The private equity market is too crowded for its own good, Vestar Capital Partners co-founder and managing director Norman Alpert said at the Yale School of Management 2011 Private Equity Conference last week.
Faced with a massive capital overhang, an impending “wall” of debt that will mature in the next few years, longer gestation periods for exits and an increasingly savvy limited partner base, the number of private equity firms on the market needs to fall, Alpert said.
“In all honesty, we need less firms and less capital. The business got too big,” he said.
Alpert’s comments were echoed by other members of the panel, including Irving Place Capital senior managing director Rick Perkal, who said: “My life would be a lot easier if there were a lot less private equity firms,” which drew laughs from the audience.
Alpert’s comments mirror recent projections from placement agent Triago’s quarterly report, which indicated that recent market trends could force one-quarter to one-half of all GPs from the market in the next five years as limited partners consolidate their relationships with fewer fund managers.
A rough exit environment has exacerbated the problem. Net asset values for private equity funds fell by 3 percent to 5 percent in the three months through September, according to Triago, creating difficulty for firms hoping to realise impressive returns on pre-crisis investments before returning to market.

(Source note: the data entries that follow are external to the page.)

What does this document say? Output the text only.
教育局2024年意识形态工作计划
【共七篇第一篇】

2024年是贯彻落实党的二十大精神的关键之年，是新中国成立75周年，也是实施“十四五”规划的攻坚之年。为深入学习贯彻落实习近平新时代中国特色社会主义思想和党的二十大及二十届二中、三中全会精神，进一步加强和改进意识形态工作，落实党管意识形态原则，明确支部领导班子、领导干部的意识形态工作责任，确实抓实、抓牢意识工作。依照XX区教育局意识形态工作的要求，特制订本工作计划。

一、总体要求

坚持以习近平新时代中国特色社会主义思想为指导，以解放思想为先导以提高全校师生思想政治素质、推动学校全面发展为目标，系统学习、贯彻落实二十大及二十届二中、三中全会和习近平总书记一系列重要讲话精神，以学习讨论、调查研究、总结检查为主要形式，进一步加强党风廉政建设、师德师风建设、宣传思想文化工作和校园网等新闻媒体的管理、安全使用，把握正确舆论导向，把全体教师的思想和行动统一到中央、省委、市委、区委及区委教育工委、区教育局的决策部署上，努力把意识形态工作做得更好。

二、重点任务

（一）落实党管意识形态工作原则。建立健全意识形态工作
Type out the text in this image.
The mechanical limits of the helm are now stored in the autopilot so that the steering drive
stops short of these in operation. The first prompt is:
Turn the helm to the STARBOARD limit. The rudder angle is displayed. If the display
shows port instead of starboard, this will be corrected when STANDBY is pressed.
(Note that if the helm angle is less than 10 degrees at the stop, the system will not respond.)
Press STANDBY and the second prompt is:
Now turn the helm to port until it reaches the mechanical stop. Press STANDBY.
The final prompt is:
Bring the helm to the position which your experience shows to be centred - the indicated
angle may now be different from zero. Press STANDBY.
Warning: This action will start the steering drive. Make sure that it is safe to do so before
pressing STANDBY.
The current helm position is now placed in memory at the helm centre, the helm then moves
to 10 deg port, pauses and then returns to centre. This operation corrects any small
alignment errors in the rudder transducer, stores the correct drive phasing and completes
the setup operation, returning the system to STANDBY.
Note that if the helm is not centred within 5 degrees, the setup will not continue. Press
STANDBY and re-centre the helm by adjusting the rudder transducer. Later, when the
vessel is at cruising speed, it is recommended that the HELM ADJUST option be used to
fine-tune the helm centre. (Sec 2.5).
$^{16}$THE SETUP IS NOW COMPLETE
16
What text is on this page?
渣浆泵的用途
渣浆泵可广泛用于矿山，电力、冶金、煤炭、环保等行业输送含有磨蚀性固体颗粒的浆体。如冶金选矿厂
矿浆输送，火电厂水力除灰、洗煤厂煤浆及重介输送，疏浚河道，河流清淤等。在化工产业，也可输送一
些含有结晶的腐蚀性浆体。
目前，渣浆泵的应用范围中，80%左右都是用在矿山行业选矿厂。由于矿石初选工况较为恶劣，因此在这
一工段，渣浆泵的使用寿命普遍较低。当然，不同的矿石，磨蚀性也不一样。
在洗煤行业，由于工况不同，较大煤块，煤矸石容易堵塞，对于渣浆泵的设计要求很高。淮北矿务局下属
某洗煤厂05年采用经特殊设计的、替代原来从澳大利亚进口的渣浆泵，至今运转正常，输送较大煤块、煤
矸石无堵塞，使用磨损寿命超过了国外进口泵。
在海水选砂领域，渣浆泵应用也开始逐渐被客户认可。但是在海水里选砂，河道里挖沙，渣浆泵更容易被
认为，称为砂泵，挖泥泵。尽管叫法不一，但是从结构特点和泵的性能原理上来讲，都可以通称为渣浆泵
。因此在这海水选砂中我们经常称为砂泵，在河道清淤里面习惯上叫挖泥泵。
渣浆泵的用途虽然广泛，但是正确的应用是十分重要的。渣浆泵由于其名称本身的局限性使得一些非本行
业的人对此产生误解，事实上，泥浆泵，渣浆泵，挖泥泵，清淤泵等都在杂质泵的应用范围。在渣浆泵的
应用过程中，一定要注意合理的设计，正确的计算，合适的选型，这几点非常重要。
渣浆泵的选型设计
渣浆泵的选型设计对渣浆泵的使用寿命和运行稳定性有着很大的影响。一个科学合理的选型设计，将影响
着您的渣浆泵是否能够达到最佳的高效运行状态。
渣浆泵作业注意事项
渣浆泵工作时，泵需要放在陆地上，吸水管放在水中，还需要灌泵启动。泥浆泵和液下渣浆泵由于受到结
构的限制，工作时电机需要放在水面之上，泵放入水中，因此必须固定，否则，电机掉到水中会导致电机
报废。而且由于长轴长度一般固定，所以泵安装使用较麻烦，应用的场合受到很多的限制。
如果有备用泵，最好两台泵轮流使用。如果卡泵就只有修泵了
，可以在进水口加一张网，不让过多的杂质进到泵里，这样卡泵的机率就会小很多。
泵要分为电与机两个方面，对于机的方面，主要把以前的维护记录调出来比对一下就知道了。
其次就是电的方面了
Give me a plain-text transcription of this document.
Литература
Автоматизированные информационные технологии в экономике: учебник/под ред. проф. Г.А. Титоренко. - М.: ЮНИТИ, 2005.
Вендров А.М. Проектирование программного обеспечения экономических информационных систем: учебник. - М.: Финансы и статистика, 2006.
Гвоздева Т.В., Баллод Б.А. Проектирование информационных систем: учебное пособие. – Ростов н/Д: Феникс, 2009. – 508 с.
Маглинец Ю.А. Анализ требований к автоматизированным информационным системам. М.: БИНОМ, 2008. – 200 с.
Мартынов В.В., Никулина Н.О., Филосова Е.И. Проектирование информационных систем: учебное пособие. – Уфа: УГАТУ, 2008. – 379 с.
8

“You can only return [capital] opportunistically. And you can’t just snap your fingers and make a sale. There’s a six to nine month gestation period,” Alpert said.
Vestar, which Alpert founded in 1988 with six other former members of The First Boston Corporation’s management buyout group, has done some drawing down of its own recently, shuttering offices in Munich, Paris and Milan in an effort to refocus its strategy on the US mid-market. The firm has exited all but two of its European portfolio companies, according to a statement.